Thousands of people living in old tenement buildings in Hong Kong’s Yau Tsim Mong district are being ordered to take coronavirus tests, after tens of Covid cases were recorded in the area.
Residents in 20 tenement buildings in Kowloon should go to a mobile testing station at Kwun Chung Sports Centre or testing vans in the area between Saturday and Monday, Health Secretary Sophia Chan said.
Other residents in the district, who are not covered by the mandatory testing order, were also encouraged to get tested as soon as possible.
“The area is quite crowded and the hygiene condition is not so good,” she said. “There are infection risks. So we’ve decided to expand the mandatory tests in a bid to cut off the transmission chain of the virus as quickly as possible and achieve zero infection in the area.”
Chan added that officers who can speak Nepalese, Urdu and other languages would visit the buildings and offer support for people from ethnic minorities.
On Wednesday, a cluster of infections expanded at the block on 20-26 Reclamation Street. Some residents were evacuated after 27 residents there contracted the virus.
It was common to have irregularly modified sewage pipes at old tenement buildings, said Vincent Ho, a former president of the Hong Kong Institute of Surveyors. These pipes were hazardous because they could help spread the virus.
After an inspection of the exterior walls of the Covid-hit block on Reclamation Street, Ho said he suspected that additional toilets had been fitted to subdivided flats.
Leung Chi-chiu, chairman of the Medical Association’s advisory committee on communicable diseases, said the government should check all the water and sewage pipes of the old tenement buildings as soon as possible. He said misconnected pipes in subdivided flats were a huge threat to public health.

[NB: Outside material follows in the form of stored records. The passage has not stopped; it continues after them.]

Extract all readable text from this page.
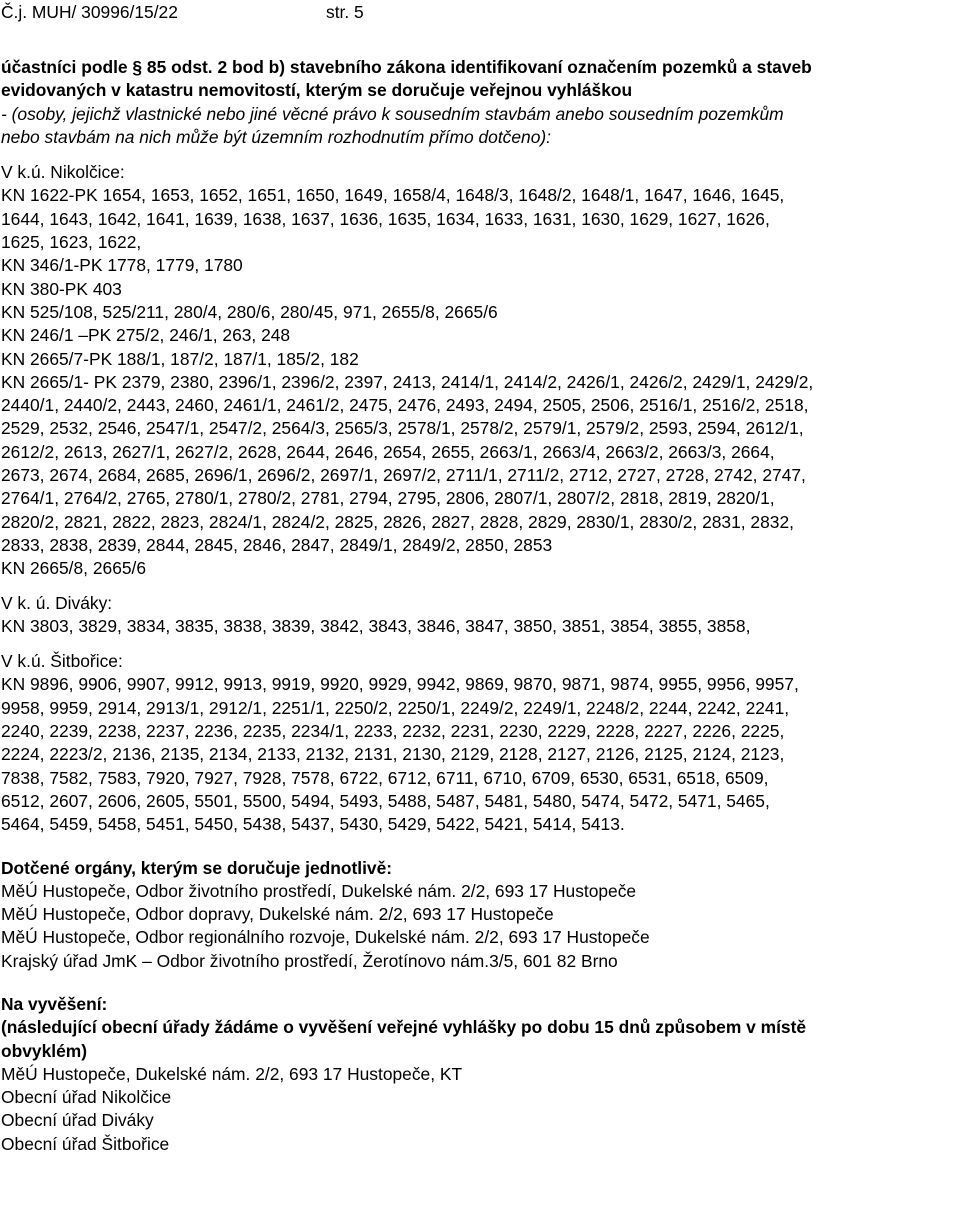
Č.j. MUH/ 30996/15/22	str. 5
účastníci podle § 85 odst. 2 bod b) stavebního zákona identifikovaní označením pozemků a staveb
evidovaných v katastru nemovitostí, kterým se doručuje veřejnou vyhláškou
- (osoby, jejichž vlastnické nebo jiné věcné právo k sousedním stavbám anebo sousedním pozemkům
nebo stavbám na nich může být územním rozhodnutím přímo dotčeno):
V k.ú. Nikolčice:
KN 1622-PK 1654, 1653, 1652, 1651, 1650, 1649, 1658/4, 1648/3, 1648/2, 1648/1, 1647, 1646, 1645,
1644, 1643, 1642, 1641, 1639, 1638, 1637, 1636, 1635, 1634, 1633, 1631, 1630, 1629, 1627, 1626,
1625, 1623, 1622,
KN 346/1-PK 1778, 1779, 1780
KN 380-PK 403
KN 525/108, 525/211, 280/4, 280/6, 280/45, 971, 2655/8, 2665/6
KN 246/1 –PK 275/2, 246/1, 263, 248
KN 2665/7-PK 188/1, 187/2, 187/1, 185/2, 182
KN 2665/1- PK 2379, 2380, 2396/1, 2396/2, 2397, 2413, 2414/1, 2414/2, 2426/1, 2426/2, 2429/1, 2429/2,
2440/1, 2440/2, 2443, 2460, 2461/1, 2461/2, 2475, 2476, 2493, 2494, 2505, 2506, 2516/1, 2516/2, 2518,
2529, 2532, 2546, 2547/1, 2547/2, 2564/3, 2565/3, 2578/1, 2578/2, 2579/1, 2579/2, 2593, 2594, 2612/1,
2612/2, 2613, 2627/1, 2627/2, 2628, 2644, 2646, 2654, 2655, 2663/1, 2663/4, 2663/2, 2663/3, 2664,
2673, 2674, 2684, 2685, 2696/1, 2696/2, 2697/1, 2697/2, 2711/1, 2711/2, 2712, 2727, 2728, 2742, 2747,
2764/1, 2764/2, 2765, 2780/1, 2780/2, 2781, 2794, 2795, 2806, 2807/1, 2807/2, 2818, 2819, 2820/1,
2820/2, 2821, 2822, 2823, 2824/1, 2824/2, 2825, 2826, 2827, 2828, 2829, 2830/1, 2830/2, 2831, 2832,
2833, 2838, 2839, 2844, 2845, 2846, 2847, 2849/1, 2849/2, 2850, 2853
KN 2665/8, 2665/6
V k. ú. Diváky:
KN 3803, 3829, 3834, 3835, 3838, 3839, 3842, 3843, 3846, 3847, 3850, 3851, 3854, 3855, 3858,
V k.ú. Šitbořice:
KN 9896, 9906, 9907, 9912, 9913, 9919, 9920, 9929, 9942, 9869, 9870, 9871, 9874, 9955, 9956, 9957,
9958, 9959, 2914, 2913/1, 2912/1, 2251/1, 2250/2, 2250/1, 2249/2, 2249/1, 2248/2, 2244, 2242, 2241,
2240, 2239, 2238, 2237, 2236, 2235, 2234/1, 2233, 2232, 2231, 2230, 2229, 2228, 2227, 2226, 2225,
2224, 2223/2, 2136, 2135, 2134, 2133, 2132, 2131, 2130, 2129, 2128, 2127, 2126, 2125, 2124, 2123,
7838, 7582, 7583, 7920, 7927, 7928, 7578, 6722, 6712, 6711, 6710, 6709, 6530, 6531, 6518, 6509,
6512, 2607, 2606, 2605, 5501, 5500, 5494, 5493, 5488, 5487, 5481, 5480, 5474, 5472, 5471, 5465,
5464, 5459, 5458, 5451, 5450, 5438, 5437, 5430, 5429, 5422, 5421, 5414, 5413.
Dotčené orgány, kterým se doručuje jednotlivě:
MěÚ Hustopeče, Odbor životního prostředí, Dukelské nám. 2/2, 693 17 Hustopeče
MěÚ Hustopeče, Odbor dopravy, Dukelské nám. 2/2, 693 17 Hustopeče
MěÚ Hustopeče, Odbor regionálního rozvoje, Dukelské nám. 2/2, 693 17 Hustopeče
Krajský úřad JmK – Odbor životního prostředí, Žerotínovo nám.3/5, 601 82 Brno
Na vyvěšení:
(následující obecní úřady žádáme o vyvěšení veřejné vyhlášky po dobu 15 dnů způsobem v místě
obvyklém)
MěÚ Hustopeče, Dukelské nám. 2/2, 693 17 Hustopeče, KT
Obecní úřad Nikolčice
Obecní úřad Diváky
Obecní úřad Šitbořice
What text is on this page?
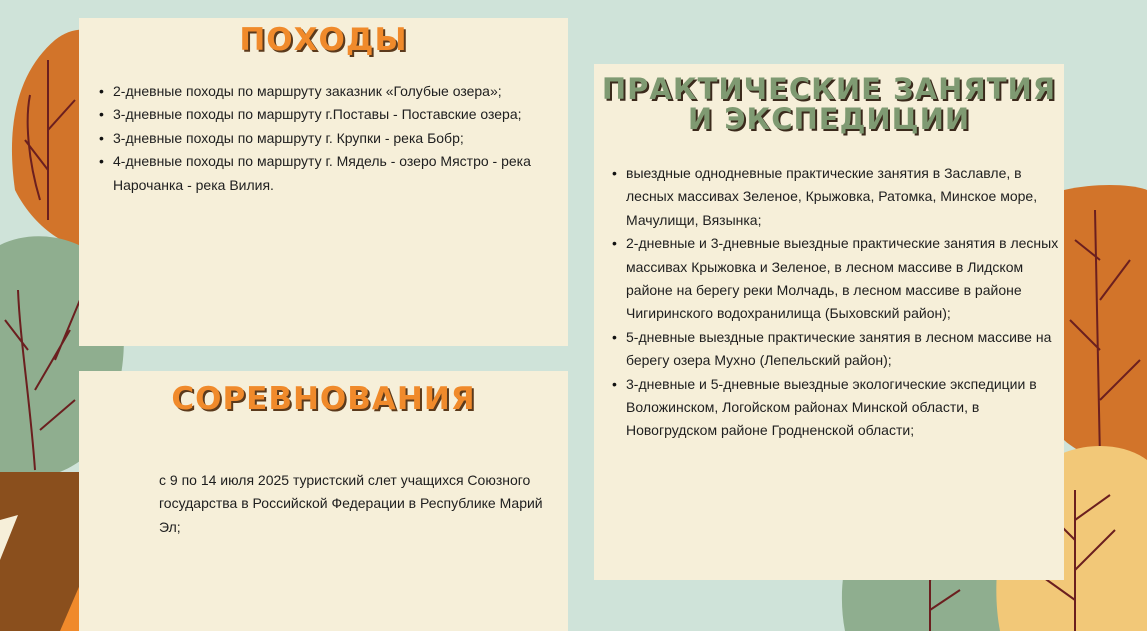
ПОХОДЫ
• 2-дневные походы по маршруту заказник «Голубые озера»;
• 3-дневные походы по маршруту г.Поставы - Поставские озера;
• 3-дневные походы по маршруту г. Крупки - река Бобр;
• 4-дневные походы по маршруту г. Мядель - озеро Мястро - река Нарочанка - река Вилия.
СОРЕВНОВАНИЯ

с 9 по 14 июля 2025 туристский слет учащихся Союзного государства в Российской Федерации в Республике Марий Эл;

ПРАКТИЧЕСКИЕ ЗАНЯТИЯ
И ЭКСПЕДИЦИИ
• выездные однодневные практические занятия в Заславле, в лесных массивах Зеленое, Крыжовка, Ратомка, Минское море, Мачулищи, Вязынка;
• 2-дневные и 3-дневные выездные практические занятия в лесных массивах Крыжовка и Зеленое, в лесном массиве в Лидском районе на берегу реки Молчадь, в лесном массиве в районе Чигиринского водохранилища (Быховский район);
• 5-дневные выездные практические занятия в лесном массиве на берегу озера Мухно (Лепельский район);
• 3-дневные и 5-дневные выездные экологические экспедиции в Воложинском, Логойском районах Минской области, в Новогрудском районе Гродненской области;
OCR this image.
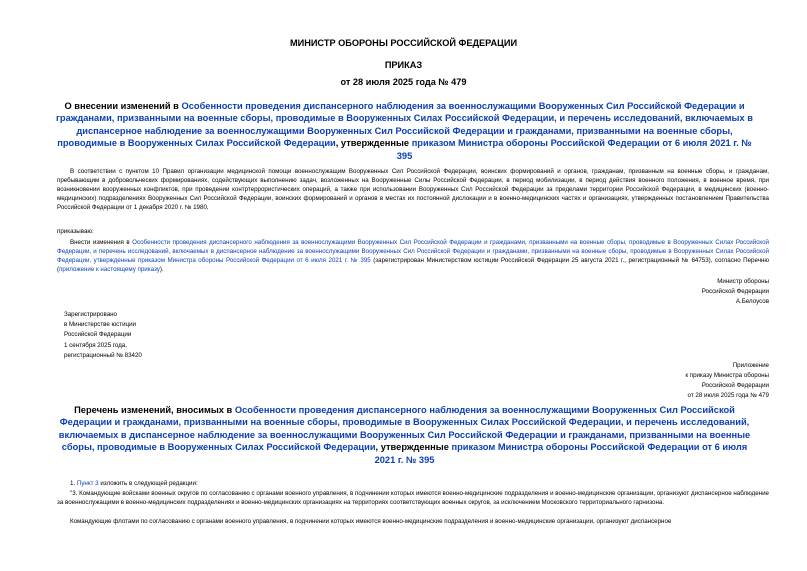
МИНИСТР ОБОРОНЫ РОССИЙСКОЙ ФЕДЕРАЦИИ
ПРИКАЗ
от 28 июля 2025 года № 479
О внесении изменений в Особенности проведения диспансерного наблюдения за военнослужащими Вооруженных Сил Российской Федерации и гражданами, призванными на военные сборы, проводимые в Вооруженных Силах Российской Федерации, и перечень исследований, включаемых в диспансерное наблюдение за военнослужащими Вооруженных Сил Российской Федерации и гражданами, призванными на военные сборы, проводимые в Вооруженных Силах Российской Федерации, утвержденные приказом Министра обороны Российской Федерации от 6 июля 2021 г. № 395
В соответствии с пунктом 10 Правил организации медицинской помощи военнослужащим Вооруженных Сил Российской Федерации, воинских формирований и органов, гражданам, призванным на военные сборы, и гражданам, пребывающим в добровольческих формированиях, содействующих выполнению задач, возложенных на Вооруженные Силы Российской Федерации, в период мобилизации, в период действия военного положения, в военное время, при возникновении вооруженных конфликтов, при проведении контртеррористических операций, а также при использовании Вооруженных Сил Российской Федерации за пределами территории Российской Федерации, в медицинских (военно-медицинских) подразделениях Вооруженных Сил Российской Федерации, воинских формирований и органов в местах их постоянной дислокации и в военно-медицинских частях и организациях, утвержденных постановлением Правительства Российской Федерации от 1 декабря 2020 г. № 1980,
приказываю:
Внести изменения в Особенности проведения диспансерного наблюдения за военнослужащими Вооруженных Сил Российской Федерации и гражданами, призванными на военные сборы, проводимые в Вооруженных Силах Российской Федерации, и перечень исследований, включаемых в диспансерное наблюдение за военнослужащими Вооруженных Сил Российской Федерации и гражданами, призванными на военные сборы, проводимые в Вооруженных Силах Российской Федерации, утвержденные приказом Министра обороны Российской Федерации от 6 июля 2021 г. № 395 (зарегистрирован Министерством юстиции Российской Федерации 25 августа 2021 г., регистрационный № 64753), согласно Перечню (приложение к настоящему приказу).
Министр обороны
Российской Федерации
А.Белоусов
Зарегистрировано
в Министерстве юстиции
Российской Федерации
1 сентября 2025 года,
регистрационный № 83420
Приложение
к приказу Министра обороны
Российской Федерации
от 28 июля 2025 года № 479
Перечень изменений, вносимых в Особенности проведения диспансерного наблюдения за военнослужащими Вооруженных Сил Российской Федерации и гражданами, призванными на военные сборы, проводимые в Вооруженных Силах Российской Федерации, и перечень исследований, включаемых в диспансерное наблюдение за военнослужащими Вооруженных Сил Российской Федерации и гражданами, призванными на военные сборы, проводимые в Вооруженных Силах Российской Федерации, утвержденные приказом Министра обороны Российской Федерации от 6 июля 2021 г. № 395
1. Пункт 3 изложить в следующей редакции:
"3. Командующие войсками военных округов по согласованию с органами военного управления, в подчинении которых имеются военно-медицинские подразделения и военно-медицинские организации, организуют диспансерное наблюдение за военнослужащими в военно-медицинских подразделениях и военно-медицинских организациях на территориях соответствующих военных округов, за исключением Московского территориального гарнизона.
Командующие флотами по согласованию с органами военного управления, в подчинении которых имеются военно-медицинские подразделения и военно-медицинские организации, организуют диспансерное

On Thursday, four people living in the block at 15-27A Pitt Street tested positive, according to the Center for Health Protection. They live in three separate flats in the building. All the other residents in the block will have to get tested.
More than 80 Covid cases have been reported in Yau Tsim Mong district in the past two weeks. The patients live on Jordan Road, Temple Street, Canton Road and Woosung Street.
Health officials are now issuing mandatory testing orders if only a single infection is found in buildings in the district. Prior to this, a mandatory test notice was issued only if two cases were recorded in the same building.

Some of those infected in the Tsim Mong district were Nepalese and worked at construction sites hit by Covid outbreaks recently, Chuang Shuk-kwan from the Centre for Health Protection said Friday. Many of these workers were living in the same building with friends and relatives and had frequent social gatherings, Chuang said.
The government would step up anti-epidemic work and education to the ethnic minority community in the area, she said.
The Center for Health Protection said 38 cases, three imported and 35 local, were recorded on Thursday. Fourteen cases were untraceable. Local patients included retired people, a housewife, a domestic worker, a taxi driver, a salesperson and a construction worker.
About 40 people tested positive preliminarily on Friday. They included a school bus driver and a construction worker.
Last month, the government announced a one-off free testing service for all foreign domestic workers. Between December 18 and Thursday, over 25,000 domestic workers have made use of the free testing service at the community testing centers. A total of seven cases have so far been identified, about 0.03% of the participants.

The government encouraged domestic workers to actively participate in the free test to safeguard their health and that of their employers’ families. The community testing centers will continue to offer free services to domestic workers until January 31. In Hong Kong, there are about 380,000 foreign domestic workers, mostly from the Philippines and Indonesia.
Meanwhile, the Hong Kong government announced Friday that it had decided to cancel the fireworks display over Victoria Harbour, which usually takes place on the second day of the Lunar New Year. Also canceled are the lantern carnivals traditionally held across the city. Last year, the Lunar New Year fireworks were called off due to social unrest at the time.